Champagne Manufacture and its Details

Champagne Manufacture and its Details

Champagne

Champagne is  an example of Sparkling wine. The alcohol content of champagne is 10 % to 14 %. The manufacture of champagne is carried out in two ways

  • Bottle Fermentation
  • Bulk Fermentation

Champagne Manufacture

Let’s see bottle manufacture of Champagne in details

1] Introduction

  • In fermentation of champagne the whole fermentation process is carried out in bottles itself so it is called as bottle fermentation.
  • In the process of manufacture of champagne the fermentation process is carried out twice. First fermentation is carried out to produce white table wine and second fermentation is carried out to produce champagne.

2] Raw Material

Raw material used for champagne fermentation is

  • White table wine – 1 litre
  • Inverted sugar – 26 gms
  • Champagne yeast starter – 3 %

3] Process of fermentation

Racking of fermentation bottles

  • In bottle fermentation of Champagne 1 liter of white table wine, 26 gms of inverted sugar and 3 % of yeast starter culture is taken and added in a bottle slowly by proper agitation and simultaneously the whole bottle is filled.
  • The bottles are completely filled and the bottles are sealed with fixed steel clamps.
  • These bottles are kept on stack in horizontal position
  • The fermentation is carried out in this bottles and this bottles are held at 56 ° F for 6 months.
  • The temperature of 56 ° F gives the best quality of wine because at this temperature there is development of best flavour of wine as well as at this temperature the bottle do not break. The precipitation of tartar takes places at this temperature.
  • Here we use white table wine which is already sterile and we have taken sterile bottles for fermentation plus we added pure innoculum culture.

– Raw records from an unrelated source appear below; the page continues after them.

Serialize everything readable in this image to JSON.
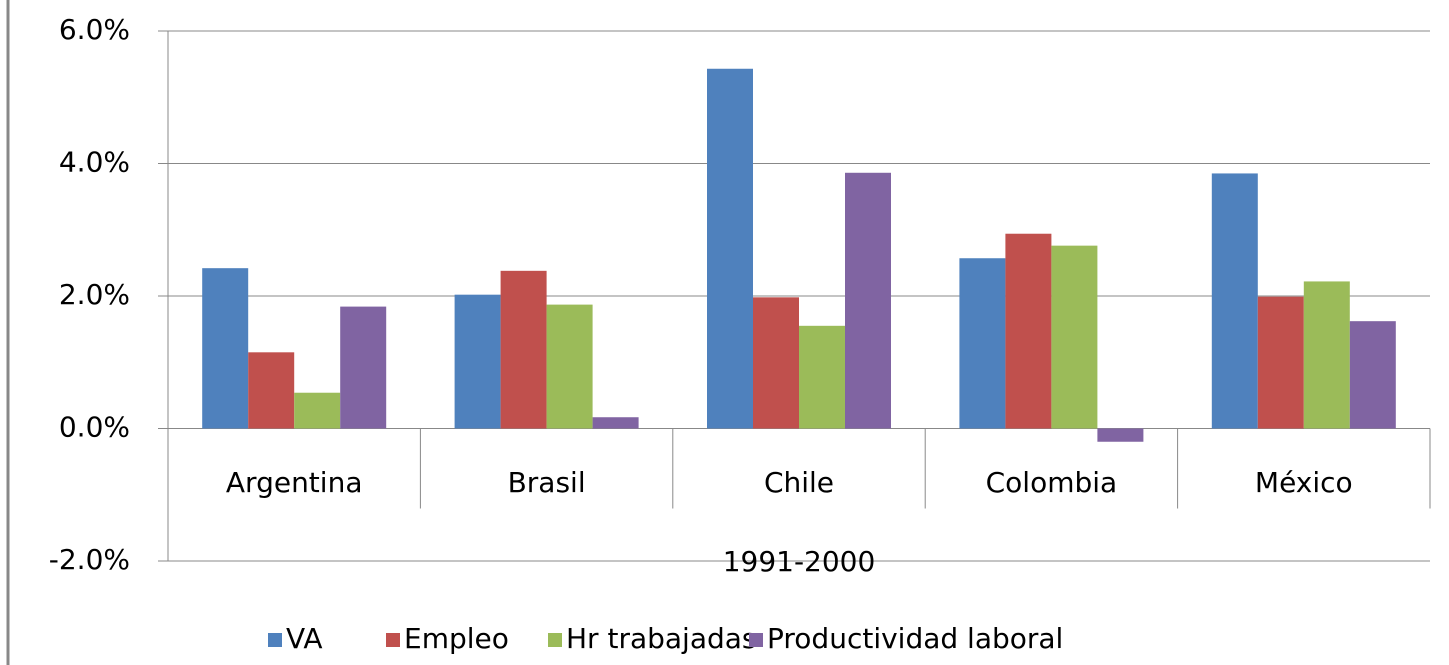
{
  "chart_data": {
    "type": "bar",
    "xlabel": "1991-2000",
    "categories": [
      "Argentina",
      "Brasil",
      "Chile",
      "Colombia",
      "México"
    ],
    "series": [
      {
        "name": "VA",
        "color": "#4f81bd",
        "values": [
          2.42,
          2.02,
          5.43,
          2.57,
          3.85
        ]
      },
      {
        "name": "Empleo",
        "color": "#c0504d",
        "values": [
          1.15,
          2.38,
          1.98,
          2.94,
          1.99
        ]
      },
      {
        "name": "Hr trabajadas",
        "color": "#9bbb59",
        "values": [
          0.54,
          1.87,
          1.55,
          2.76,
          2.22
        ]
      },
      {
        "name": "Productividad laboral",
        "color": "#8064a2",
        "values": [
          1.84,
          0.17,
          3.86,
          -0.2,
          1.62
        ]
      }
    ],
    "ylim": [
      -2,
      6
    ],
    "yticks": [
      {
        "value": -2,
        "label": "-2.0%"
      },
      {
        "value": 0,
        "label": "0.0%"
      },
      {
        "value": 2,
        "label": "2.0%"
      },
      {
        "value": 4,
        "label": "4.0%"
      },
      {
        "value": 6,
        "label": "6.0%"
      }
    ],
    "grid": true,
    "legend": "bottom"
  }
}
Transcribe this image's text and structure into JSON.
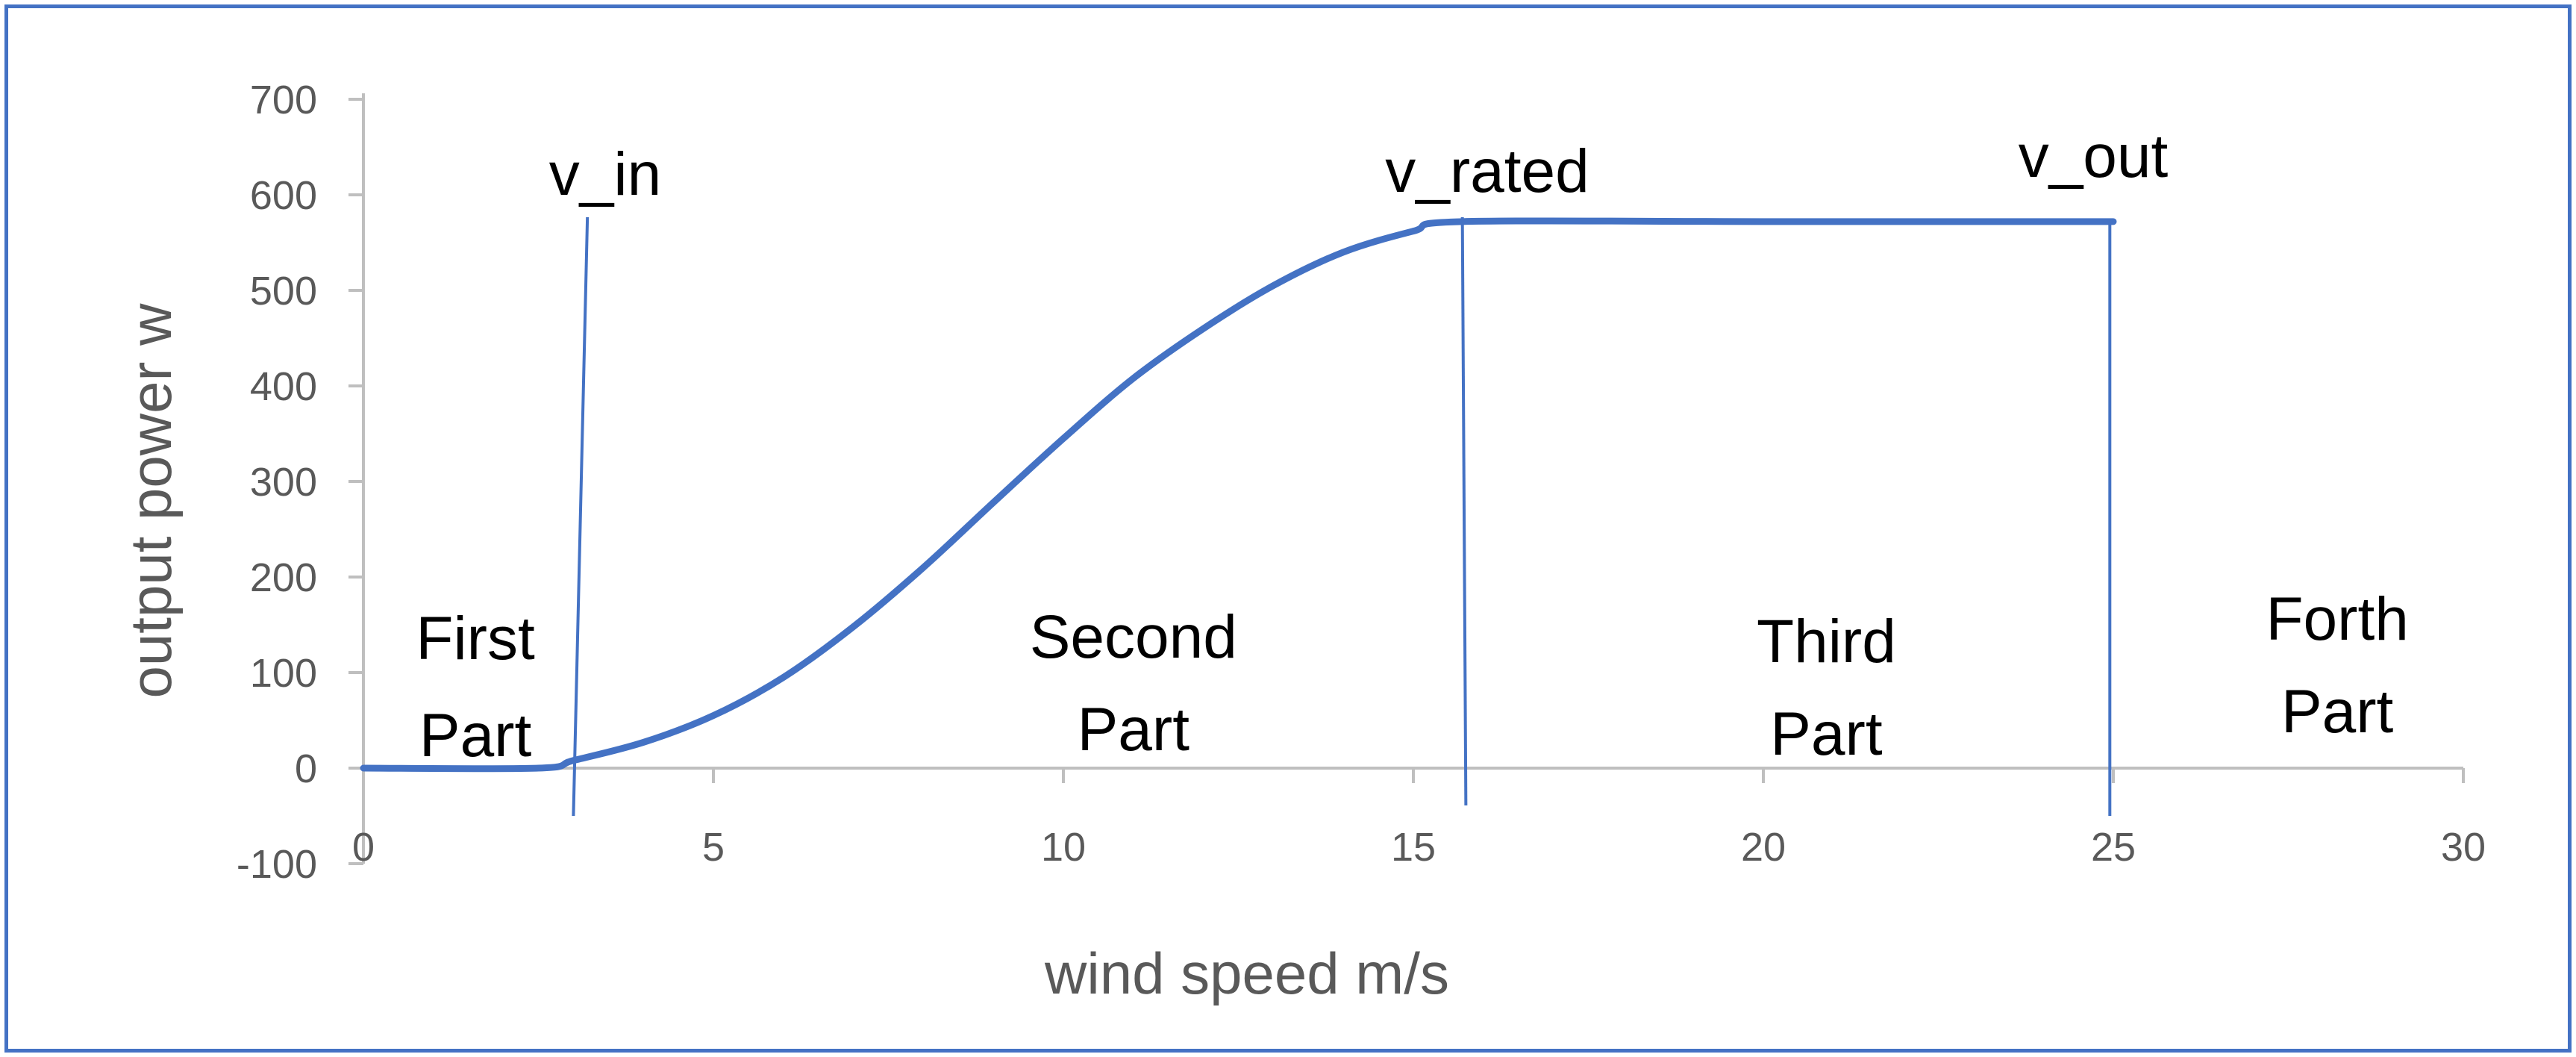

At the temperature of 56 ° F there are were few chances of growth of other bacteria and contamination of wine.
  • The fermentation is carried out for 6 months. Further after 6 months these bottles are taken out and shaken properly and again incubated for 6 months to 4 years for aging.
  • After aging the precipitates settle down now we have a challenge to remove the precipitate without removing the carbon dioxide gas from bottle.
  • For removing of precipitate from champagne bottle we have to cool the wine bottles at 25 ° F for  one to two weeks.So that at low temperature of 25 ° F the carbon dioxide present in bottle remains in dissolved state in wine.
  • After one to two weeks the wine bottles are kept on disgorging rack and the bottles are lifted carefully from the broad side of bottle so that the precipitate comes at the neck of the bottle. Further the neck of bottle is inserted in the chiller of temperature 5° F and the precipitate present at the neck of the bottle is converted into a ice block and the wine is present in liquid state.
  • The bottles are taken the cork is opened and closed immediately.
  •  Now our champagne is ready,the bottles are sold and when the temperature of bottles comes to normal and the bottles are opened the dissolved gas get released.

Uncorking of Champagne bottle and release of Carbon dioxide.